Turbulence and Waves in the Upper Troposphere and Lower Stratosphere

Abstract

The generation mechanisms and physical characteristics of jet stream turbulence, mountain, and inertia-gravity waves in the upper troposphere and lower stratosphere (UTLS) are investigated for real atmospheric conditions. To resolve multi-scale physical processes of wave breaking and laminated structures in the UTLS region, vertical nesting and adaptive vertical gridding have been developed and applied in nested, high-resolution, coupled mesoscale-microscale simulations. The fully three-dimensional, moist, compressible Navier-Stokes equations are solved with a stretched, adaptive grid in the vertical and improved resolution in the UTLS region. For verification purposes, real-case simulations are conducted for the Terrain-Induced Rotor Experiment (T-REX) campaign of measurements and selected cases from pilot reports (PIREPs).
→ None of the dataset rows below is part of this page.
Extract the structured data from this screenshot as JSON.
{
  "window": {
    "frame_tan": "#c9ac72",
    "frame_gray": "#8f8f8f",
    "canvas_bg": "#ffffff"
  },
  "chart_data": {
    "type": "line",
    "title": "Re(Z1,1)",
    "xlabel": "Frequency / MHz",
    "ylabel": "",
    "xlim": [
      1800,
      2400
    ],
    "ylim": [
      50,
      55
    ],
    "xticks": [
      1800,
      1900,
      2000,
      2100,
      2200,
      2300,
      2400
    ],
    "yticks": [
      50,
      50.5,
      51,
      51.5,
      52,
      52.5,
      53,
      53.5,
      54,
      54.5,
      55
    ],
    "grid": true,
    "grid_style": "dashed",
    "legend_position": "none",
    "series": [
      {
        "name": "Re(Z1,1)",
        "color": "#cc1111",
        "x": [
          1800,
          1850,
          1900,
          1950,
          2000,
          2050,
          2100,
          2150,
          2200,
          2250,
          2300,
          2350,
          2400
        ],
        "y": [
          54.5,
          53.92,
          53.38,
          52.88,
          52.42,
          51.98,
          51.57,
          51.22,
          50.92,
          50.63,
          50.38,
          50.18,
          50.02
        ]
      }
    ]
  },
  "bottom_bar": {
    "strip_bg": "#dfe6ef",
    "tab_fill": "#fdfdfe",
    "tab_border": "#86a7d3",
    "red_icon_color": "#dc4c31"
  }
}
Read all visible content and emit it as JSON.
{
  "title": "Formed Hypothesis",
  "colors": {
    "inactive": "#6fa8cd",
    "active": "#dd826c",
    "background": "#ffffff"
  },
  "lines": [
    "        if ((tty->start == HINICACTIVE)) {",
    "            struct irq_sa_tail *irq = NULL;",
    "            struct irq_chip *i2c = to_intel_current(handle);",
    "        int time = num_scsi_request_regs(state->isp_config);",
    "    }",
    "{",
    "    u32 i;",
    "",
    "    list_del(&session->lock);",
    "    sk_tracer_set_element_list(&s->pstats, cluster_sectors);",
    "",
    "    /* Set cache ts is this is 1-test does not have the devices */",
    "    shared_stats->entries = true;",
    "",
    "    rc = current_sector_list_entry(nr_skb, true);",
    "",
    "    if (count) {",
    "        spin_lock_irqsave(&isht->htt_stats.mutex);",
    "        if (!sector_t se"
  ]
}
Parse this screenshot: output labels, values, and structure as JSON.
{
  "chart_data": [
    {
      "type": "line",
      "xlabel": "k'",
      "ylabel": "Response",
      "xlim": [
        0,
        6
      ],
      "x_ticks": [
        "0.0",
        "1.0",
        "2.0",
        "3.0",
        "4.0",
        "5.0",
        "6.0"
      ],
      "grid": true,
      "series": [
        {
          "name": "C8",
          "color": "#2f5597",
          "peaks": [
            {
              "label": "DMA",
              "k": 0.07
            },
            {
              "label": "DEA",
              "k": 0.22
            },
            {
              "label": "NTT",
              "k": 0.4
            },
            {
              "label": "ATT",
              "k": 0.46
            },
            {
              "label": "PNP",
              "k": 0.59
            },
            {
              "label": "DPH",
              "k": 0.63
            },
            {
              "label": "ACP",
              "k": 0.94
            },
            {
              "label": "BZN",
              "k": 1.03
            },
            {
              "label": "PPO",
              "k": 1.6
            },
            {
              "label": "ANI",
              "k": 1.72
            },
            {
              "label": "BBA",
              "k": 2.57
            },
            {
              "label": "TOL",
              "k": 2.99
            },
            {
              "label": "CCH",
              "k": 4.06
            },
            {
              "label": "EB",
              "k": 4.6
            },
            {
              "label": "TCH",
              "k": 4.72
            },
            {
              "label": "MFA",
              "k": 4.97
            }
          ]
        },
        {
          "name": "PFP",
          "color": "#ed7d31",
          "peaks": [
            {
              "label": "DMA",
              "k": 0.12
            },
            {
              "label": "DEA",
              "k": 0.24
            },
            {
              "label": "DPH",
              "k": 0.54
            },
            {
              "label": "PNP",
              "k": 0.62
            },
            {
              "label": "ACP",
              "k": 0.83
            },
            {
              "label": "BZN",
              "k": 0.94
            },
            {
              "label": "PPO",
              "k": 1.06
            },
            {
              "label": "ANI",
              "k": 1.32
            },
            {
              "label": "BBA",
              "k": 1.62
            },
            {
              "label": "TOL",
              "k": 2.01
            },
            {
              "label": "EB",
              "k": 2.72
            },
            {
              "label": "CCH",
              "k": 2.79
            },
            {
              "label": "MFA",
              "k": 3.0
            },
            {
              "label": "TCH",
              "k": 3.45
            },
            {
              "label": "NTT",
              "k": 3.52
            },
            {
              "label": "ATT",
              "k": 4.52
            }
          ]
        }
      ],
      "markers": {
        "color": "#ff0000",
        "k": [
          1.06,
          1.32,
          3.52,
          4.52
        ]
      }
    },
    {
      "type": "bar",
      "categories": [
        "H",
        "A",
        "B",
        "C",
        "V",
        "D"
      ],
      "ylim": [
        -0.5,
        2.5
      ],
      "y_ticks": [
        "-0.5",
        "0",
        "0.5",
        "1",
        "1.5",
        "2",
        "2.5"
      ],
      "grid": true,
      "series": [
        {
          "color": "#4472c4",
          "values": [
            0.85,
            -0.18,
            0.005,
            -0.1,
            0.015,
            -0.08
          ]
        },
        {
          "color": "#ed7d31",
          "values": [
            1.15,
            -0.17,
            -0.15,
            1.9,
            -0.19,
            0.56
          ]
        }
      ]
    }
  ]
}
Comparisons with observational datasets highlight significant benefits of nested computational techniques that take into account the shear-stratified turbulence physics of the UTLS. Localized sharp shear layers characterized by stiff gradients of potential temperature and strong alternating vertical velocity patches are resolved in the tropopause region within the embedded microscale nest. We describe fully three-dimensional multi-scale dynamics of laminated structures and nonlinear processes in turbulent layers observed in the UTLS region. Depending on atmospheric conditions, the gravity waves might be trapped at the altitude of the jet stream and break or propagate into higher altitudes acquiring characteristics of inertia-gravity waves. Three-dimensional instabilities in nonparallel shear-stratified flows such as those induced by mountain and polarized inertia-gravity waves in UTLS are characterized by a polarized Richardson number.